Três planos para tirar a Rússia da crise financeira

Estratégias vão desde limite a rendimentos à reforma de sistema judicial

Estratégias vão desde limite a rendimentos à reforma de sistema judicial

Aleksêi Nikolski/RIA Nôvosti
Soluções foram preparadas por grandes economistas do país e enviadas a Pútin.

O presidente da Rússia, Vladímir Pútin, recebeu nesta quarta-feira (25) três planos para o fim da crise financeira, preparados pelos principais economistas do país. A Gazeta Russa explica as diferenças entre os planos e como estratégias semelhantes foram implementadas no passado.

Plano 1: Limitar os rendimentos da população

De acordo com o Ministério do Desenvolvimento Econômico da Rússia, o principal problema da economia do país é o crescimento do consumo e da renda da população. O Ministério sugere limitar os rendimentos da população e redirecionar o lucro das empresas para aumentar os investimentos.

Segundo o plano do Ministério, a estagnação do consumo ajudará a aumentar os investimentos em 7 a 8% por ano. O governo não pode forçar todos os empregadores a restringir o crescimento de salários, mas pode pressionar as estruturas orçamentárias que dependem do Estado.

Além disso, o plano do Ministério inclui o aumento da idade de aposentadoria para até 65 anos para ambos os sexos. Atualmente, o benefício da aposentadoria por idade é concedido aos homens aos 60 anos de idade e às mulheres aos 55 anos.

A fim de suavizar as regras no mercado de trabalho, o Ministério propõe simplificar o processo de demissão de empregados por razões econômicas, alterando o código de trabalho.

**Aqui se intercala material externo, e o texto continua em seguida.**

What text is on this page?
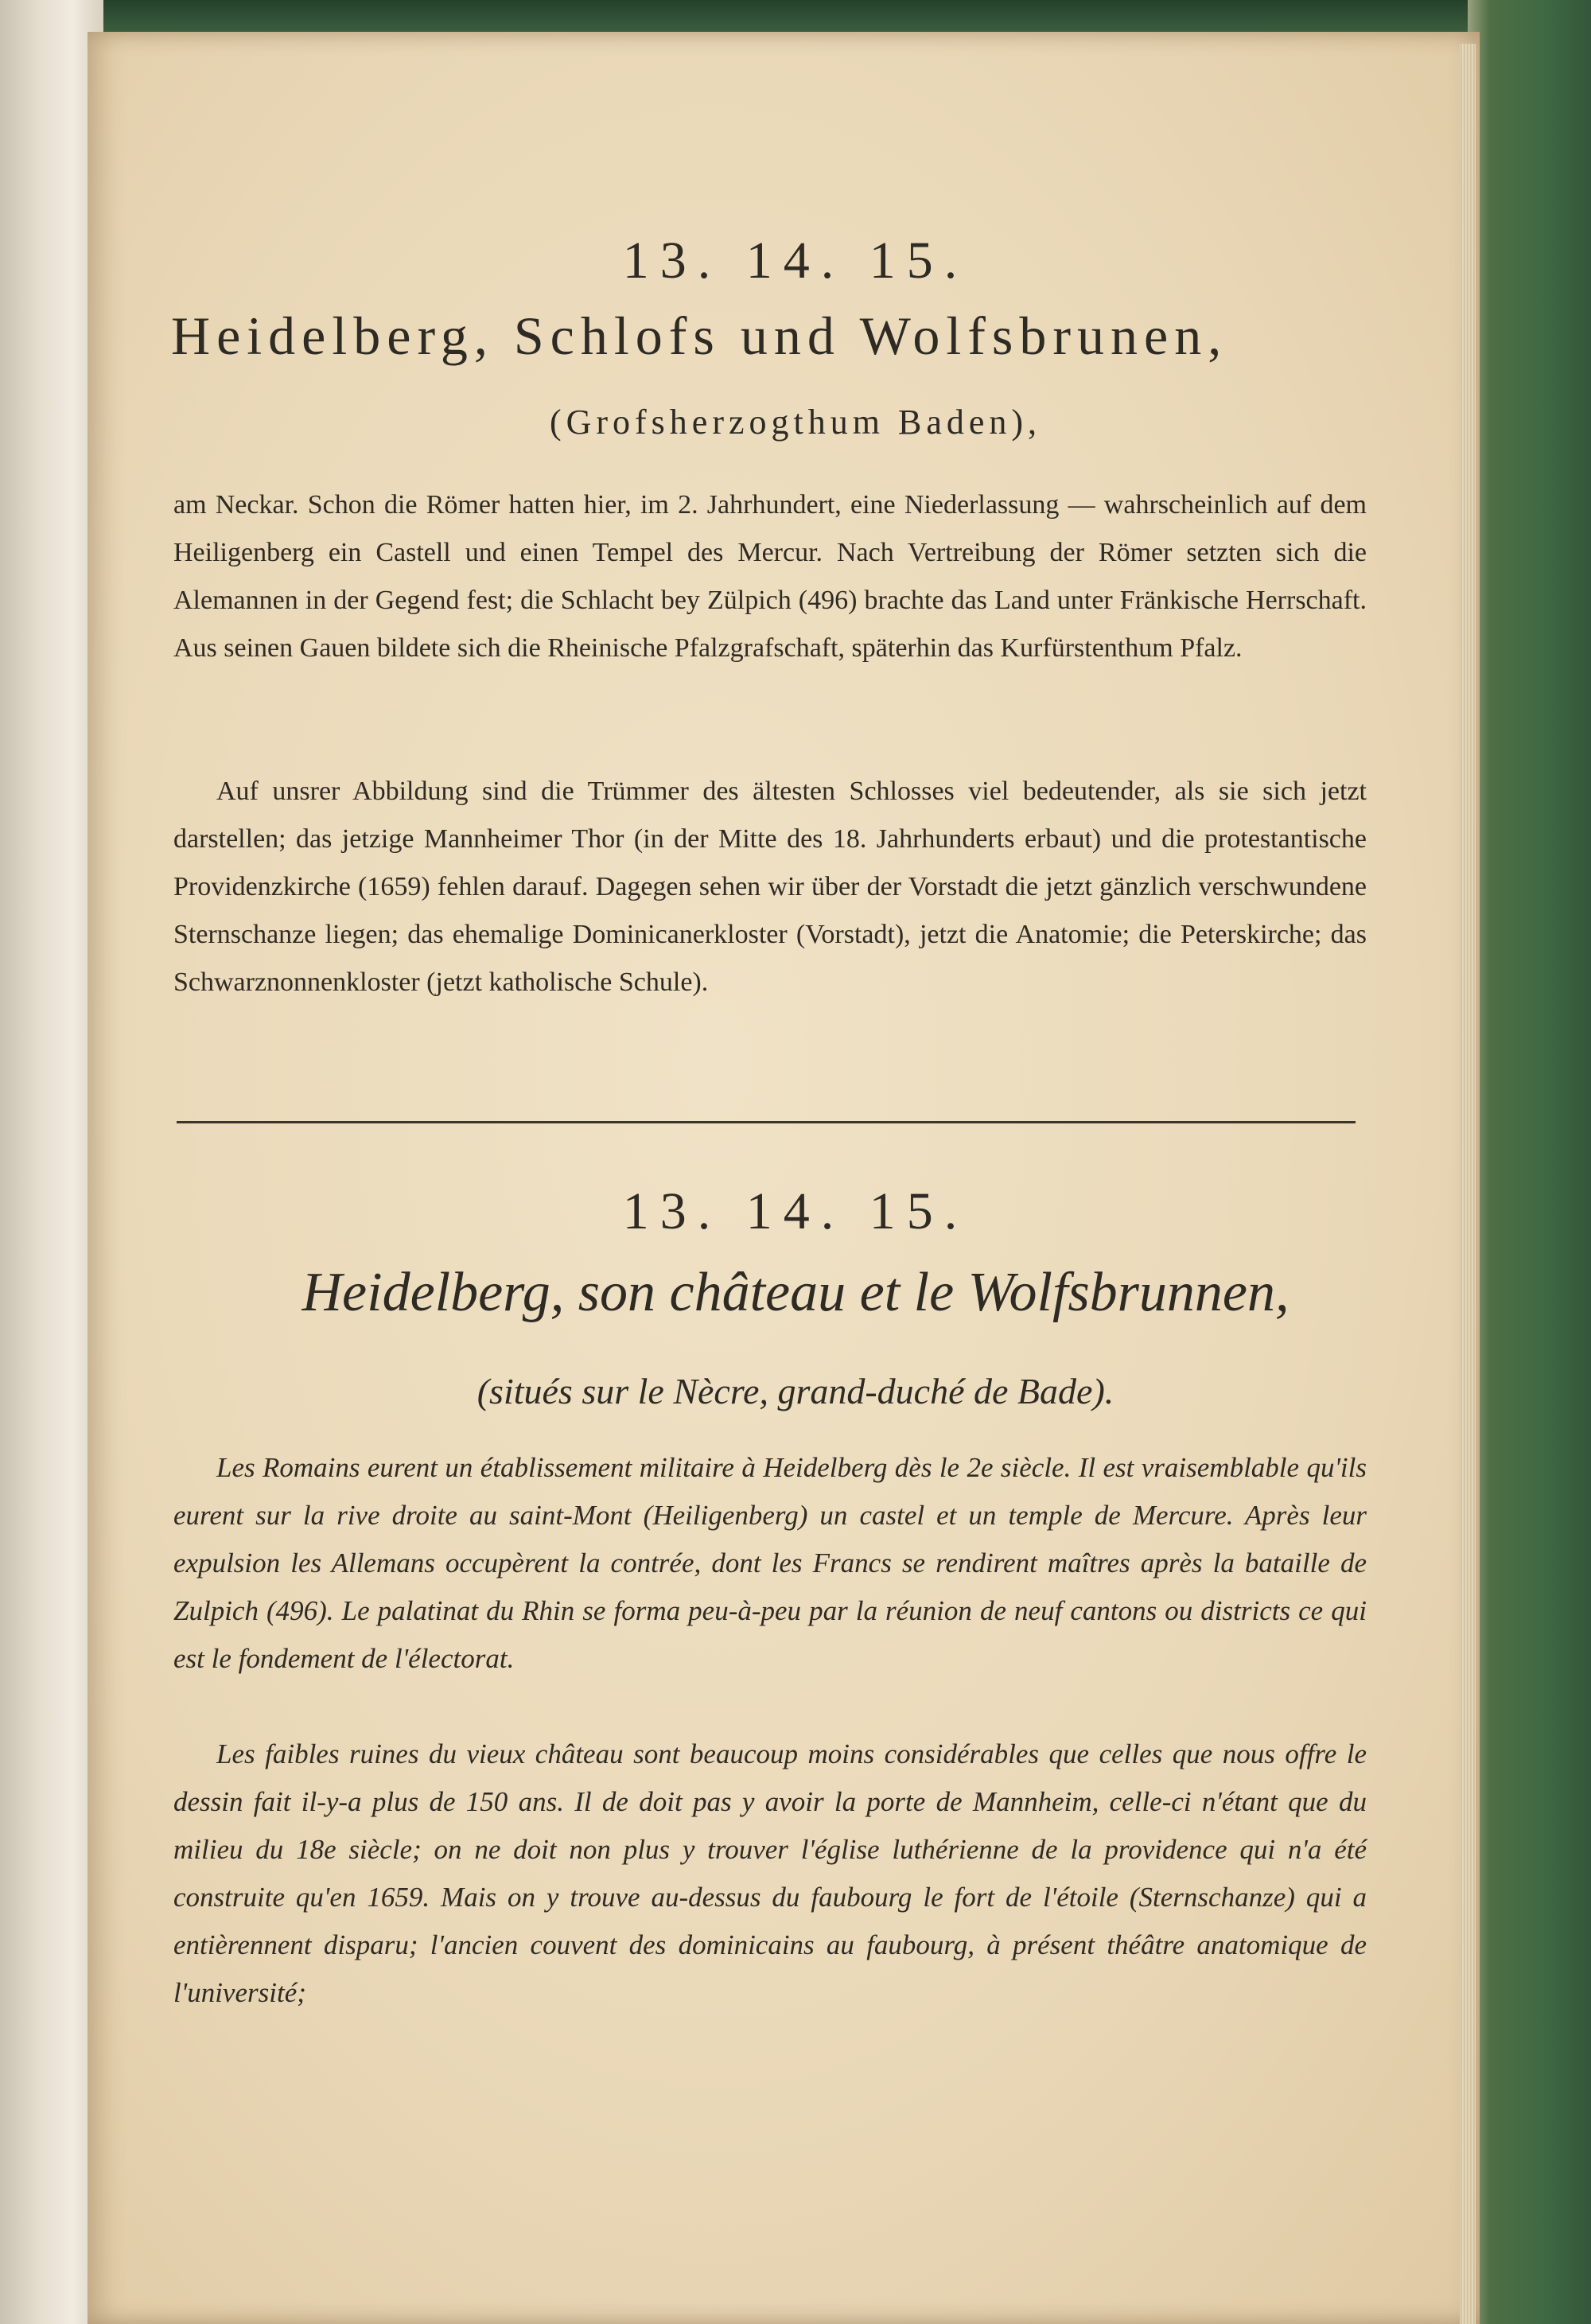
13. 14. 15.
Heidelberg, Schlofs und Wolfsbrunen,
(Grofsherzogthum Baden),

am Neckar. Schon die Römer hatten hier, im 2. Jahrhundert, eine Niederlassung — wahrscheinlich auf dem Heiligenberg ein Castell und einen Tempel des Mercur. Nach Vertreibung der Römer setzten sich die Alemannen in der Gegend fest; die Schlacht bey Zülpich (496) brachte das Land unter Fränkische Herrschaft. Aus seinen Gauen bildete sich die Rheinische Pfalzgrafschaft, späterhin das Kurfürstenthum Pfalz.

Auf unsrer Abbildung sind die Trümmer des ältesten Schlosses viel bedeutender, als sie sich jetzt darstellen; das jetzige Mannheimer Thor (in der Mitte des 18. Jahrhunderts erbaut) und die protestantische Providenzkirche (1659) fehlen darauf. Dagegen sehen wir über der Vorstadt die jetzt gänzlich verschwundene Sternschanze liegen; das ehemalige Dominicanerkloster (Vorstadt), jetzt die Anatomie; die Peterskirche; das Schwarznonnenkloster (jetzt katholische Schule).

13. 14. 15.
Heidelberg, son château et le Wolfsbrunnen,
(situés sur le Nècre, grand-duché de Bade).

Les Romains eurent un établissement militaire à Heidelberg dès le 2e siècle. Il est vraisemblable qu'ils eurent sur la rive droite au saint-Mont (Heiligenberg) un castel et un temple de Mercure. Après leur expulsion les Allemans occupèrent la contrée, dont les Francs se rendirent maîtres après la bataille de Zulpich (496). Le palatinat du Rhin se forma peu-à-peu par la réunion de neuf cantons ou districts ce qui est le fondement de l'électorat.

Les faibles ruines du vieux château sont beaucoup moins considérables que celles que nous offre le dessin fait il-y-a plus de 150 ans. Il de doit pas y avoir la porte de Mannheim, celle-ci n'étant que du milieu du 18e siècle; on ne doit non plus y trouver l'église luthérienne de la providence qui n'a été construite qu'en 1659. Mais on y trouve au-dessus du faubourg le fort de l'étoile (Sternschanze) qui a entièrennent disparu; l'ancien couvent des dominicains au faubourg, à présent théâtre anatomique de l'université;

Essa prática foi adotada na União Soviética na primeira metade do século 20, quando o governo dirigiu todos os fundos ao desenvolvimento dos setores industriais em detrimento do consumo privado. No entanto, esse mecanismo foi usado em uma economia planificada, quando os fundos eram distribuídos pelos setores de forma direta.

Plano 2: Imprimir dinheiro

O segundo plano foi apresentado pelo clube Stolípin, nomeado em homenagem ao primeiro-ministro russo Piotr Stolípin, que realizou reformas agrárias bem-sucedidas na Rússia. O clube reúne os economistas mais conservadores do país.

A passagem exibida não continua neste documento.